I have often said that the new knowledge economy is an era of constant accelerated change. But when you look at how organisations are designed, though they are designed to accomplish specific purposes or perform some specific functions and do so in perpetuity, they are not really intended to change. Several factors could cause an organization to change. The change could be as a result of intense competition or to survive or even to improve the performance of the organisation. Though organisations keep pace with change they should go further to adapt to the changing cultural and social conditions.

The knowledge economy organisation is characterised by being smaller (lean), faster, quality conscious, employee participation, customer orientation. In addition, they are faced with having to adapt to new technologies and new product introduction. The business environment is more uncertain today and in the future than it used to be. Managers will learn new ways of managing in uncertainty. Long-term planning of 10 – 20 years and above has been reduced to 5 years and in some cases less than that. Legends said that the idea of long-term in Japan was 150 years. This helped the Japanese to manufacture durable products in the past. In the U.S, according to another source, it is expected that you should not be using, for example, your car after five years without changing it. This will become shorter as we progress into the middle of the knowledge economy.

Organisations will become more competitive in this era, and competition will not only come from local companies, but also from abroad. As countries become more democratised and open up their economies, multinational companies seeking opportunities, especially in emerging economies, will compete with local industries for the share of the market. Domestically, established firms will have to compete with innovative and nimble entrepreneurial businesses. More of such entrepreneurial companies will enter new and old markets where the established ones used to hold sway. In fact, globalization has pulled down almost all walls of protection and flattened the competitive space.

As mentioned earlier the lifestyle of consumers will continue to force change on organisations. From fashion to electronics to cars, consumer lifestyles determine what companies produce. Another force is trends. One trend that will be here with us for some time is pop culture. In fact, Thomas Friedmann had predicted that globalisation of culture will be the next big thing.
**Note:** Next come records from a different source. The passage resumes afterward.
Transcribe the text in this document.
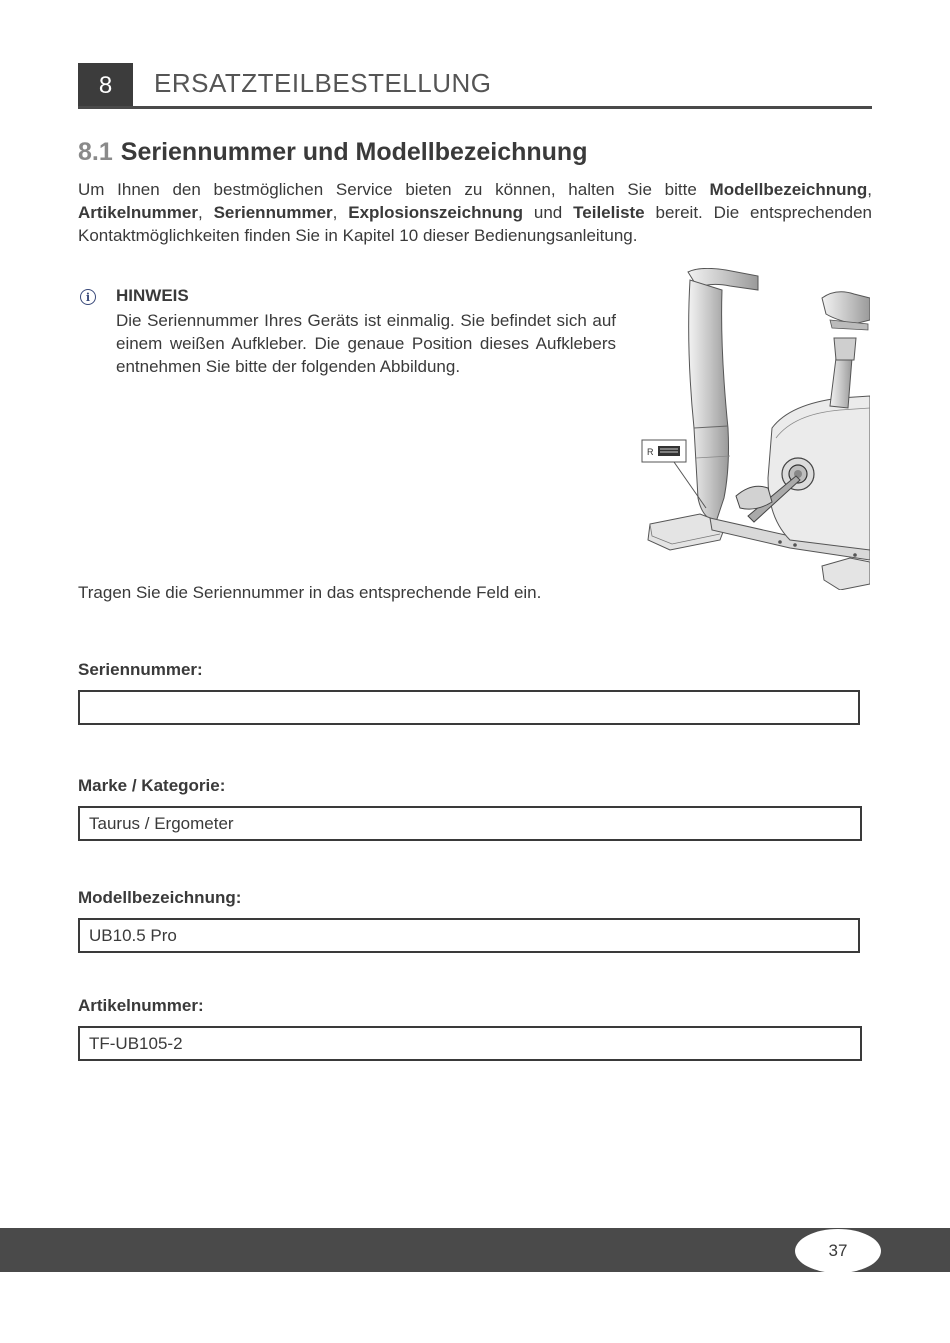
8	ERSATZTEILBESTELLUNG
8.1 Seriennummer und Modellbezeichnung
Um Ihnen den bestmöglichen Service bieten zu können, halten Sie bitte Modellbezeichnung, Artikelnummer, Seriennummer, Explosionszeichnung und Teileliste bereit. Die entsprechenden Kontaktmöglichkeiten finden Sie in Kapitel 10 dieser Bedienungsanleitung.
i	HINWEIS
Die Seriennummer Ihres Geräts ist einmalig. Sie befindet sich auf einem weißen Aufkleber. Die genaue Position dieses Aufklebers entnehmen Sie bitte der folgenden Abbildung.
R
Tragen Sie die Seriennummer in das entsprechende Feld ein.
Seriennummer:
Marke / Kategorie:
Taurus / Ergometer
Modellbezeichnung:
UB10.5 Pro
Artikelnummer:
TF-UB105-2
37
To survive and thrive in this dispensation, organisations will seek out and create more niche markets where competition is less intense or where they can have the first-mover advantage and consolidate. They have to be totally committed to producing or delivering high-quality goods and services. To be effective and more efficient organisations will have more autonomous business units. In the past lip service was paid to human capital. This has changed. The global war on talent is enough evidence to how organisations are adding value to their businesses and customers through highly skilled and professional staff. The bottom line is that firms that will be successful are those that will be more responsive to change and innovation.

Dr Austin Nweze is of the Lagos Business School, Pan African University.